Ma l'altro lo guardò, stralunato, mormorando:
- Siedi. Lì c'è dell'acquavite. Bevine.
- Che vuoi da me?, rincalzò il vagabondo.
- Avevo da parlarti, ti dico. E giacchè mia moglie è fuori, meglio questa sera che domani.
Passeggiò nervosamente su e giù per la stanza; poi si fermò innanzi alla tavola, afferrò la bottiglia dell'acquavite e bevette un gran sorso.
Re Torbido, seduto tranquillamente, con le gambe a cavalcioni, le mani strette alle ginocchia e il petto appoggiato alla spalliera della sedia, accompagnava con uno sguardo sprezzante i movimenti dell'amico.
Arviò non si risolveva a parlare, ma continuava a passare su e giù innanzi al vagabondo, fermandosi solo di quando in quando per bere.
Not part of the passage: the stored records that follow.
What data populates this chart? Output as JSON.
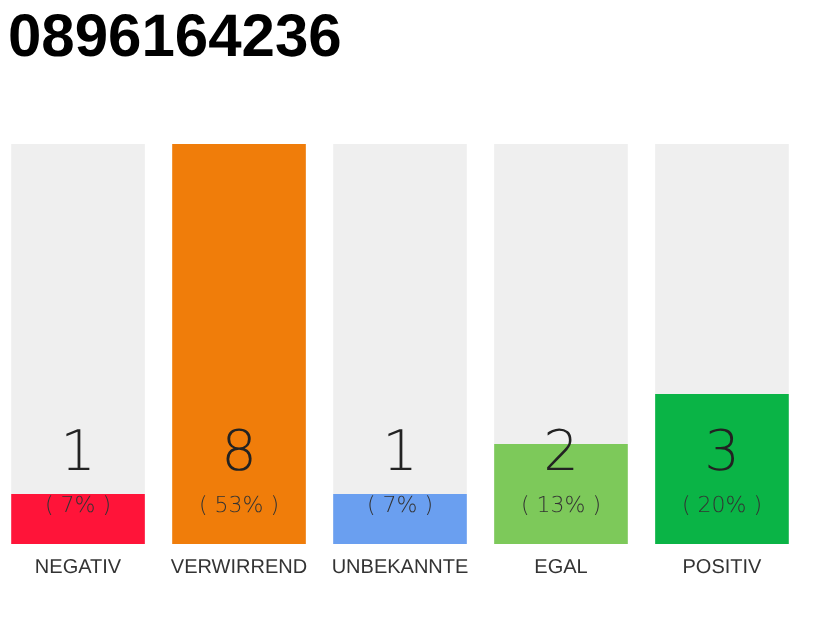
{
  "chart_data": {
    "type": "bar",
    "title": "0896164236",
    "categories": [
      "NEGATIV",
      "VERWIRREND",
      "UNBEKANNTE",
      "EGAL",
      "POSITIV"
    ],
    "values": [
      1,
      8,
      1,
      2,
      3
    ],
    "colors": [
      "#ff1439",
      "#f07d0a",
      "#6a9ff0",
      "#7dc95a",
      "#0ab446"
    ],
    "data_labels": true,
    "annotations": [
      "( 7% )",
      "( 53% )",
      "( 7% )",
      "( 13% )",
      "( 20% )"
    ],
    "grid": false
  }
}
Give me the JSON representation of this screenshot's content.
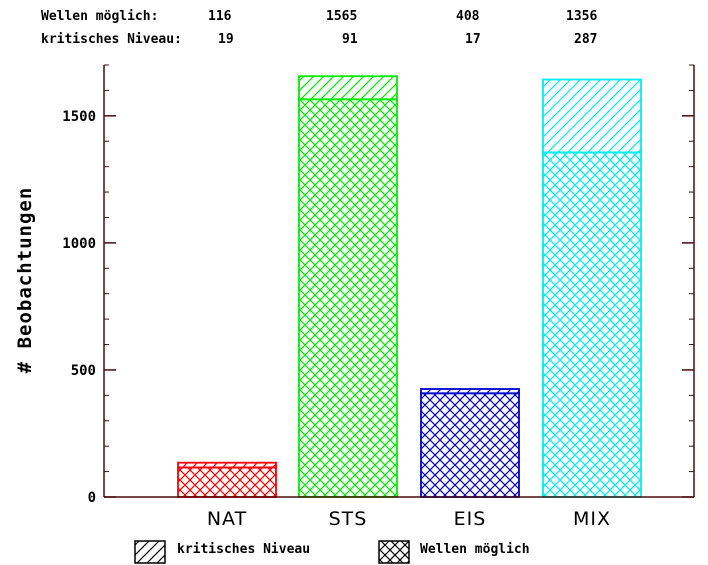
{
  "header": {
    "row1_label": "Wellen möglich:",
    "row2_label": "kritisches Niveau:",
    "wellen_values": [
      "116",
      "1565",
      "408",
      "1356"
    ],
    "kritisch_values": [
      "19",
      "91",
      "17",
      "287"
    ]
  },
  "chart_data": {
    "type": "bar",
    "categories": [
      "NAT",
      "STS",
      "EIS",
      "MIX"
    ],
    "series": [
      {
        "name": "Wellen möglich",
        "values": [
          116,
          1565,
          408,
          1356
        ],
        "pattern": "crosshatch"
      },
      {
        "name": "kritisches Niveau",
        "values": [
          19,
          91,
          17,
          287
        ],
        "pattern": "diagonal"
      }
    ],
    "stacked": true,
    "colors": [
      "#ff0000",
      "#00ee00",
      "#0000cc",
      "#00eeee"
    ],
    "ylabel": "# Beobachtungen",
    "xlabel": "",
    "ylim": [
      0,
      1700
    ],
    "yticks": [
      0,
      500,
      1000,
      1500
    ],
    "ytick_labels": [
      "0",
      "500",
      "1000",
      "1500"
    ],
    "minor_tick_step": 100,
    "legend": {
      "position": "bottom",
      "items": [
        "kritisches Niveau",
        "Wellen möglich"
      ]
    }
  }
}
Infine, si lasciò cadere sopra una panca e rivolse il volto verso l'altro. Re Torbido sbadigliava.
- Sai, amico?, suonò ad un tratto la voce di Arviò.
A quell'urlo il vagabondo si riscosse, e, tolte le mani dalle ginocchia, le strinse alla spalliera della sedia, posando il mento sovr'esse.